Mr. Peralta, meanwhile, had a virtual army of outside supporters at his disposal, including union members, women’s rights groups and gay activists, among them members of Fight Back New York, a well-financed political action committee that works to oust state senators who oppose same-sex marriage and put Mr. Monserrate first on its list.
Mr. Peralta, 37, who was first elected to the Assembly in 2002, also had the backing of the Queens County Democratic Party. That alone gave him a great advantage over Mr. Monserrate, whom the party endorsed in 2008, when he was elected to the Senate.

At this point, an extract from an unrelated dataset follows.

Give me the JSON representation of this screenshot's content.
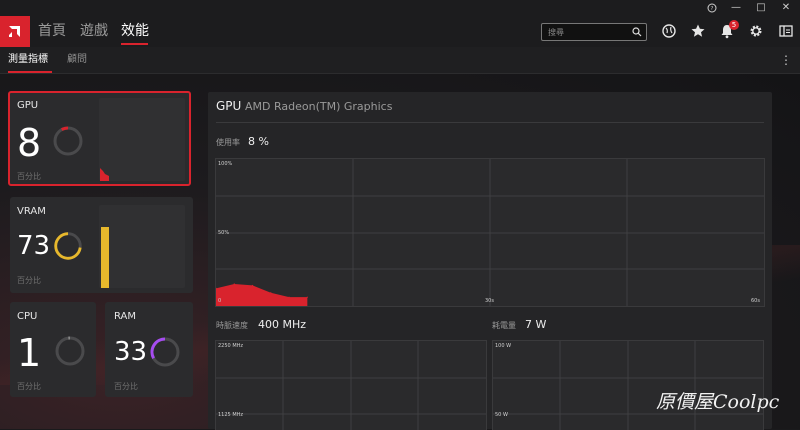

Mr. Peralta, the son of Dominican parents, graduated from Queens College and then made his first foray into public service, serving as a community liaison to the State Assembly in western Queens.
If same-sex marriage became the main point of contention during the campaign, it seemed that the candidates’ character mattered more to many voters in the district, which includes Jackson Heights, East Elmhurst and Corona.

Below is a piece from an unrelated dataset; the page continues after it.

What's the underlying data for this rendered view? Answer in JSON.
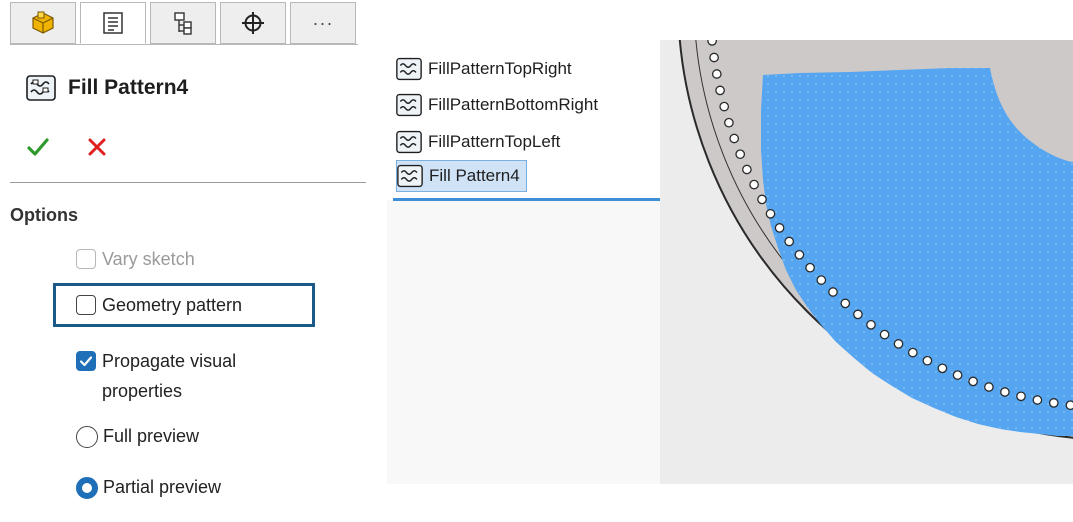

Some of them said they forgave Mr. Monserrate for his conviction, adding that the offense was a mistake by someone who had done much to help the community.
“You go to his office and he helps,” José Díaz, 70, a retired city worker who lives in Corona, said as he left a polling station at Public School 19 on Roosevelt Avenue.
Others, though, said Mr. Monserrate’s actions made him unfit to represent the district. Mr. Monserrate “is not a good example for our children,” said Pedro Duran, 59, a pastry decorator who also cast his ballot at P.S. 19.
The heated rhetoric that characterized the campaign carried over into Election Day. Outside a polling station at Public School 127 in East Elmhurst, a supporter of Mr. Peralta taunted a Monserrate supporter, calling Mr. Monserrate a “wife beater.” The supporter fired back, “It wasn’t his wife.” (Mr. Monserrate was convicted in October of misdemeanor assault after dragging his companion, Karla Giraldo, through the lobby of his apartment building during an argument. On Monday, Ms. Giraldo lent him her support in a video posted on YouTube.)
Mr. Monserrate, meanwhile, stopped at a senior citizens’ center in Corona that served as a polling site. Apparently ignoring election rules that prohibit candidates from campaigning within 100 feet of polling stations, he walked in, shook hands with the men, hugged the women and danced salsa with students taking a class until the center’s director persuaded him to leave.
Mick Meenan and Rebecca White contributed reporting.